Long term where am I at?

  • I owe my life to Jen and her knee surgery.  For some strange reason she chose not to take her pain killers that morning.  If she had, she would have been asleep and never heard me.  If she hadn’t had her knee surgery she would have been at work.  I have no idea where I would be at right now if she had not had her surgery and chosen not to take her medication.  The days before and after she spent practically unable to get out of bed, so this spells out a unique story in which I was meant to live for some greater purpose.  Hopefully not to be mauled to death by feral rabbits before the end of 2020.
  • I will be changing my diet a little bit, just for the extra peace of mind that comes with it.  I have not yet figured out how I will be changing my diet, but that I can worry about in time.
  • My new biggest fear in life is alien parasites that crawl under your skin.  I feel like I have now experienced that, and have absolutely no desire to ever do so again.
  • Anything that gets my heart beating fast, or different, or whatever, now freaks me out.  The number of times I have gone and laid down because my breathing was different is ridiculous and I hope I stop doing it soon.
  • In theory, six weeks post surgery I should be back to 80-100% of my old self.  With a full recovery and 100% activity being resumed eventually.

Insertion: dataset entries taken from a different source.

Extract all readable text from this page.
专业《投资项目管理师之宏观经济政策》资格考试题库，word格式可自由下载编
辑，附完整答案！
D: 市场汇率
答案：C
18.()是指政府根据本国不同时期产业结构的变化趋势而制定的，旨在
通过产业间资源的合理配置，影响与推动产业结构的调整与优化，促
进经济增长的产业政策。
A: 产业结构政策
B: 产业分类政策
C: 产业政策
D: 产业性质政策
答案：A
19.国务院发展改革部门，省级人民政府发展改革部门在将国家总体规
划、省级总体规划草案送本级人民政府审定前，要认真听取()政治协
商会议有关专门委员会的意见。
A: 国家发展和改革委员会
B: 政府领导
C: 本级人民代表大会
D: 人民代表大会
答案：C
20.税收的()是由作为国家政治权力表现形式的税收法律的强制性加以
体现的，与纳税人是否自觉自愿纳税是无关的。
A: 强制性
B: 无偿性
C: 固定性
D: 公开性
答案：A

Terrifying details I now have embedded in my memories, and subsequently in this blog post:

  • The sensation of a heart attack is one I will never forget.  The 30 seconds from full health to almost nothing is remarkable, and I could not imagine this.  Hearing from different people about their experiences, or family experiences with such situations happens a lot right now.  I am aware of people who had similar, but less potent heart attacks and decided to sleep them off, just to never wake up.  Or people who had smaller ones that lasted several days and when they finally went for help their heart was destroyed.
  • I was a maximum of 5 minutes from permanent damage to my heart.
  • I was a maximum of 30 minutes from my own death, but this number is a maximum, and in reality I have been told I was likely within 15-20 minutes of my own death.
  • Major health issues can happen with no warning.  I was laughing and having a great time moments before I nearly died.  I somehow managed to get back onto my bike and ride home during a heart attack in which half of my heart lost blood and oxygen.  I have no idea how this happened other than a sheer will to not die on the side of a road and find some form of help.  If you’re reading this and you have any concerns, don’t be afraid to check in with a doctor.  I had no concerns and nearly died.
  • My life is irrevocably different moving forward.  I have heart disease, and though its manageable, it is not curable.  There is a strong chance my children will have the same problems one day.  I will be on medication to keep my cholesterol at bay and to permanently thin my blood, but other than those nothing needs to happen differently for me.  Though my life does not need to change, and by appearance nothing will be obvious, this is still something I must live with forever.